ただの家族として、子供の頃の延長として、
無意識にそうしたのかもしれない。
だけど、沙耶子の中には、
何か別のものが渦巻いていた。
「……彰?」
名前を呼んでも、返事はない。
リビングを見回すと、縁側のガラス戸が少しだけ
開いている。
冷たい夜風が、ほんのわずかに入り込んでいた。
───煙草か。
沙耶子は炬燵を抜け出し、そっと縁側へ足を向けた。
ガラス戸を開けると、夜の冷気が頬を撫でる。
その先に、彰の姿があった。
縁側に腰を下ろし、タバコを咥えた横顔。
薄明かりに照らされたその姿は、
どこか儚く、そしてひどく綺麗だった。
肌は夜の空気のせいで余計に白く見える。
髪は無造作に肩のあたりで揺れ、
細い煙が夜闇へと溶けていく。
もうすぐ50歳だというのに、そうは見えない。
年の離れた兄と間違われたことすらある。
昔からそうだった。歳を重ねるほどに大人びて、
でも若々しさを失わない、沙耶子の憧れだった人。
「……起きたんか」
彰が、低い声で言った。
沙耶子が黙ったままでいると、
ちらりと視線を向けてくる。
──やめて。
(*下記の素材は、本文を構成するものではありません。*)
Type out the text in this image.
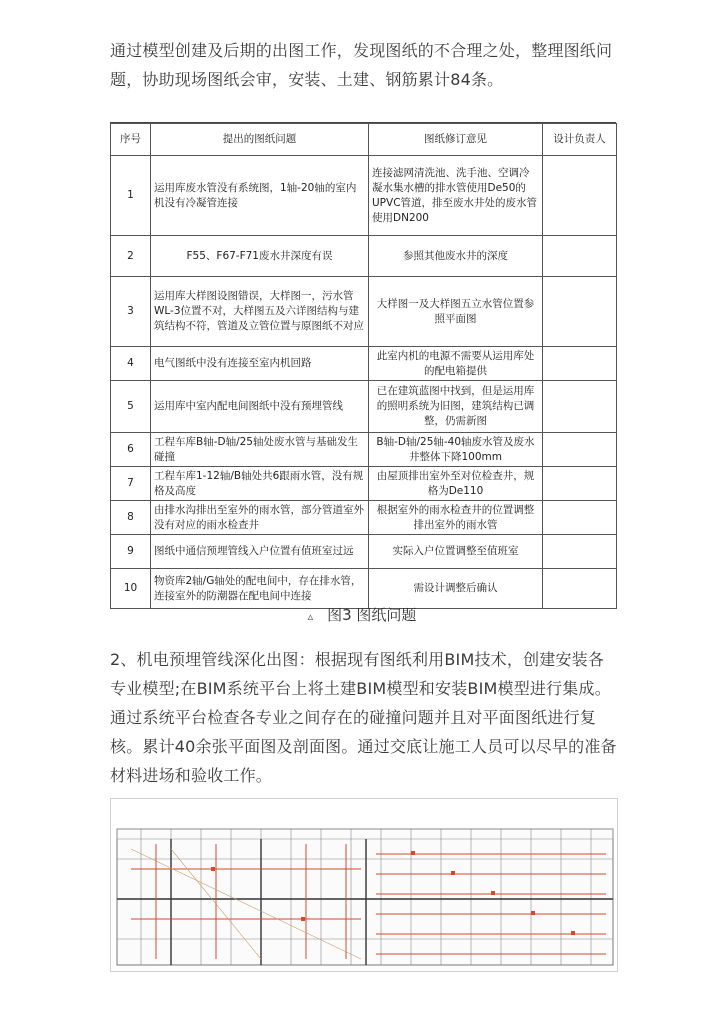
通过模型创建及后期的出图工作，发现图纸的不合理之处，整理图纸问题，协助现场图纸会审，安装、土建、钢筋累计84条。

序号	提出的图纸问题	图纸修订意见	设计负责人
1	运用库废水管没有系统图，1轴-20轴的室内机没有冷凝管连接	连接滤网清洗池、洗手池、空调冷凝水集水槽的排水管使用De50的UPVC管道，排至废水井处的废水管使用DN200	
2	F55、F67-F71废水井深度有误	参照其他废水井的深度	
3	运用库大样图设图错误，大样图一，污水管WL-3位置不对，大样图五及六详图结构与建筑结构不符，管道及立管位置与原图纸不对应	大样图一及大样图五立水管位置参照平面图	
4	电气图纸中没有连接至室内机回路	此室内机的电源不需要从运用库处的配电箱提供	
5	运用库中室内配电间图纸中没有预埋管线	已在建筑蓝图中找到，但是运用库的照明系统为旧图，建筑结构已调整，仍需新图	
6	工程车库B轴-D轴/25轴处废水管与基础发生碰撞	B轴-D轴/25轴-40轴废水管及废水井整体下降100mm	
7	工程车库1-12轴/B轴处共6跟雨水管，没有规格及高度	由屋顶排出室外至对位检查井，规格为De110	
8	由排水沟排出至室外的雨水管，部分管道室外没有对应的雨水检查井	根据室外的雨水检查井的位置调整排出室外的雨水管	
9	图纸中通信预埋管线入户位置有值班室过远	实际入户位置调整至值班室	
10	物资库2轴/G轴处的配电间中，存在排水管，连接室外的防潮器在配电间中连接	需设计调整后确认	
▵ 图3 图纸问题

2、机电预埋管线深化出图：根据现有图纸利用BIM技术，创建安装各专业模型;在BIM系统平台上将土建BIM模型和安装BIM模型进行集成。通过系统平台检查各专业之间存在的碰撞问题并且对平面图纸进行复核。累计40余张平面图及剖面图。通过交底让施工人员可以尽早的准备材料进场和验收工作。
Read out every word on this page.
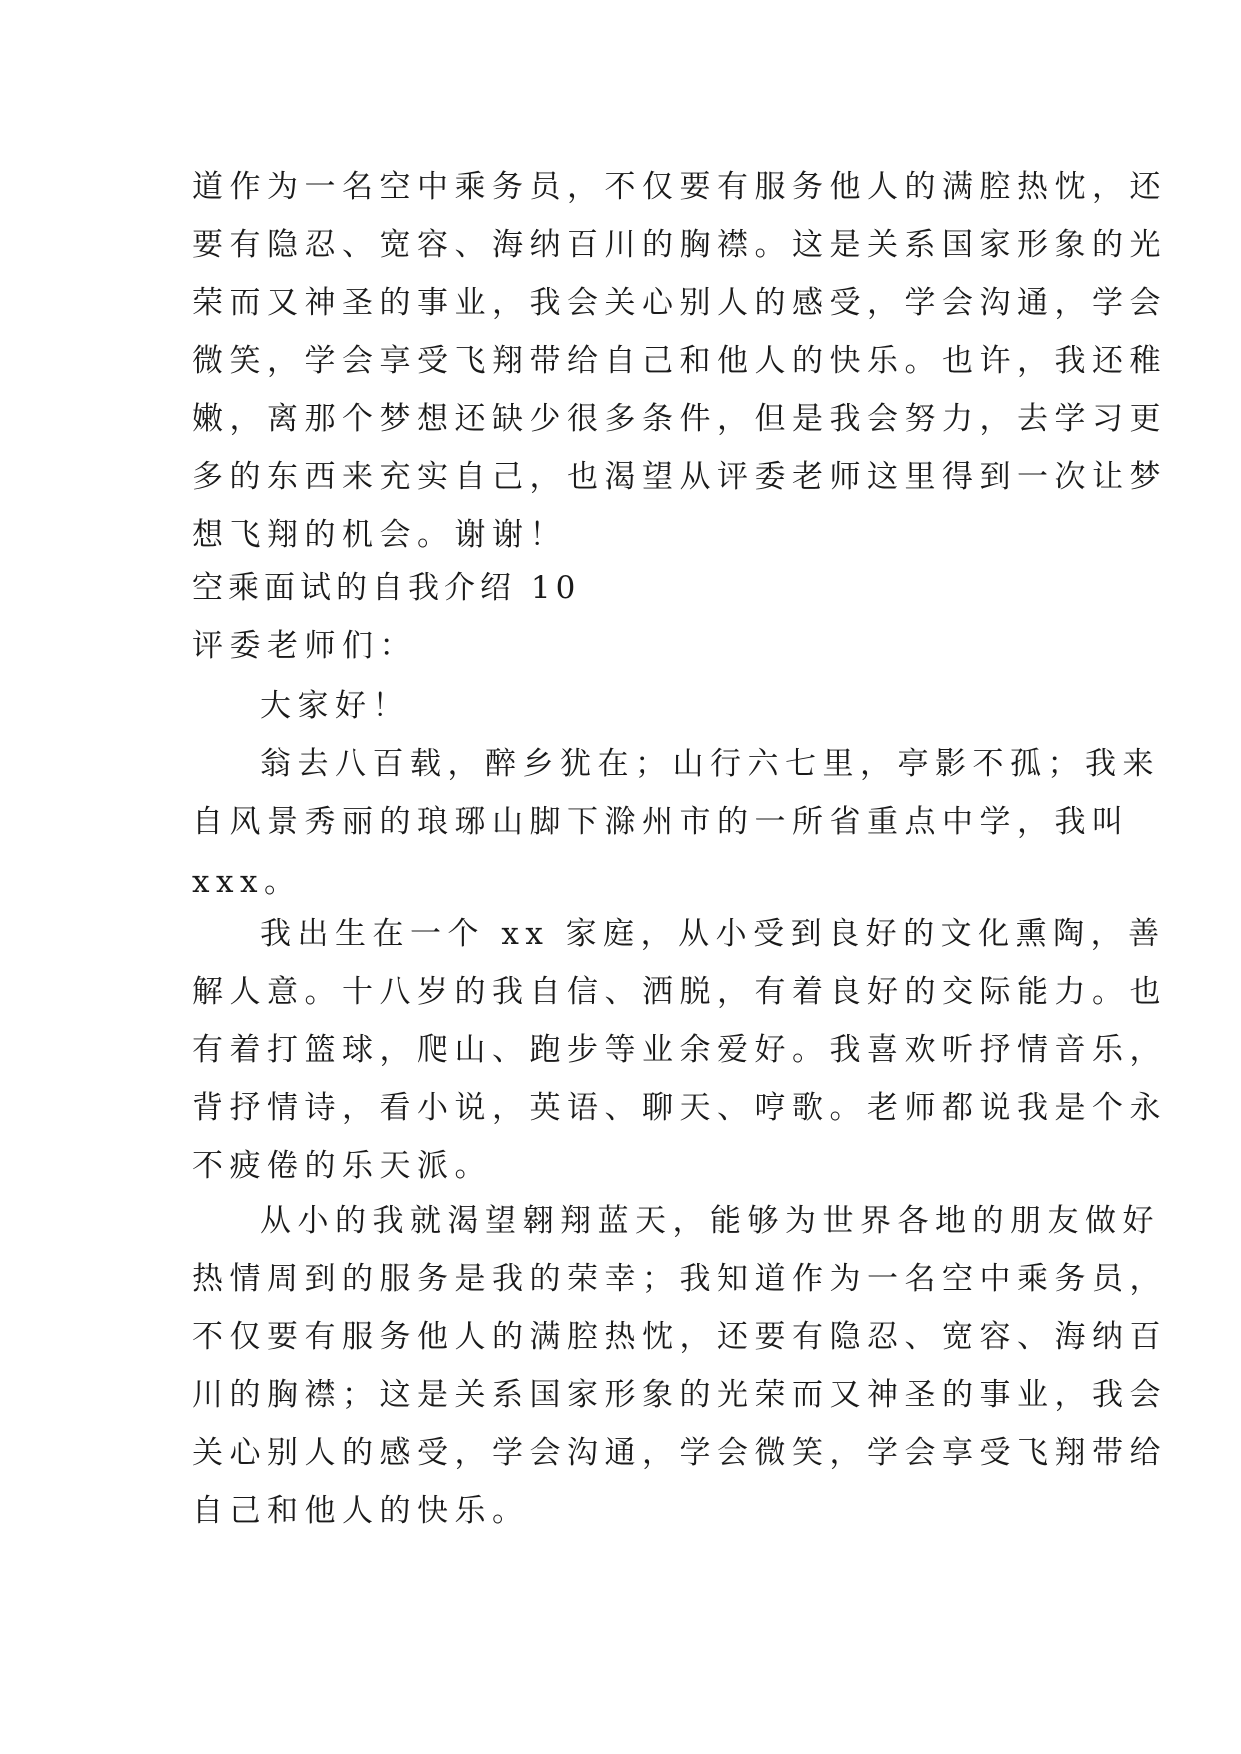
道作为一名空中乘务员，不仅要有服务他人的满腔热忱，还
要有隐忍、宽容、海纳百川的胸襟。这是关系国家形象的光
荣而又神圣的事业，我会关心别人的感受，学会沟通，学会
微笑，学会享受飞翔带给自己和他人的快乐。也许，我还稚
嫩，离那个梦想还缺少很多条件，但是我会努力，去学习更
多的东西来充实自己，也渴望从评委老师这里得到一次让梦
想飞翔的机会。谢谢！
空乘面试的自我介绍 10
评委老师们：
大家好！
翁去八百载，醉乡犹在；山行六七里，亭影不孤；我来
自风景秀丽的琅琊山脚下滁州市的一所省重点中学，我叫
xxx。
我出生在一个 xx 家庭，从小受到良好的文化熏陶，善
解人意。十八岁的我自信、洒脱，有着良好的交际能力。也
有着打篮球，爬山、跑步等业余爱好。我喜欢听抒情音乐，
背抒情诗，看小说，英语、聊天、哼歌。老师都说我是个永
不疲倦的乐天派。
从小的我就渴望翱翔蓝天，能够为世界各地的朋友做好
热情周到的服务是我的荣幸；我知道作为一名空中乘务员，
不仅要有服务他人的满腔热忱，还要有隐忍、宽容、海纳百
川的胸襟；这是关系国家形象的光荣而又神圣的事业，我会
关心别人的感受，学会沟通，学会微笑，学会享受飞翔带给
自己和他人的快乐。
そんな風に見ないで。
何を考えていたのか、
バレたみたいで心臓がうるさい。
「……うん」
そう答えながら、沙耶子は自分の髪にそっと触れた。
たった今まで、そこには彰の手があった。
普段はあまり話もしない、
距離のあるはずの叔父の手が。
ドキッとした。
───どうして、こんな風に思うんだろう。
「……寒いやろ、中入れ」
そう言った彰は、ゆっくりと煙草を指先で弾いた。
燃え尽きた灰が、夜の空気に溶けるように
落ちていく。
沙耶子は、しばらく縁側に立ったまま彼を見ていた。
「……吸わんのか」
彰が、ふと沙耶子の手元を見る。
「いらん、もう寝る」
沙耶子はそう言って踵を返した。
本当は、少し吸いたかった。
彰と同じ煙を纏って、同じ空気を共有するみたいに。
でも、今はそんな気分じゃなかった。
ほんの数分前まで、自分の髪に触れていた
彰の手の感触が、まだ残っている。
───このまま一緒にいたら、
何かが変わってしまう気がした。
だから、逃げるようにして部屋へ戻る。
「おやすみ」
階段を上がる前、振り返らずにそう言った。
「……ああ」
彰の声が、背中越しに届く。
それを最後に、沙耶子は二階へ上がった。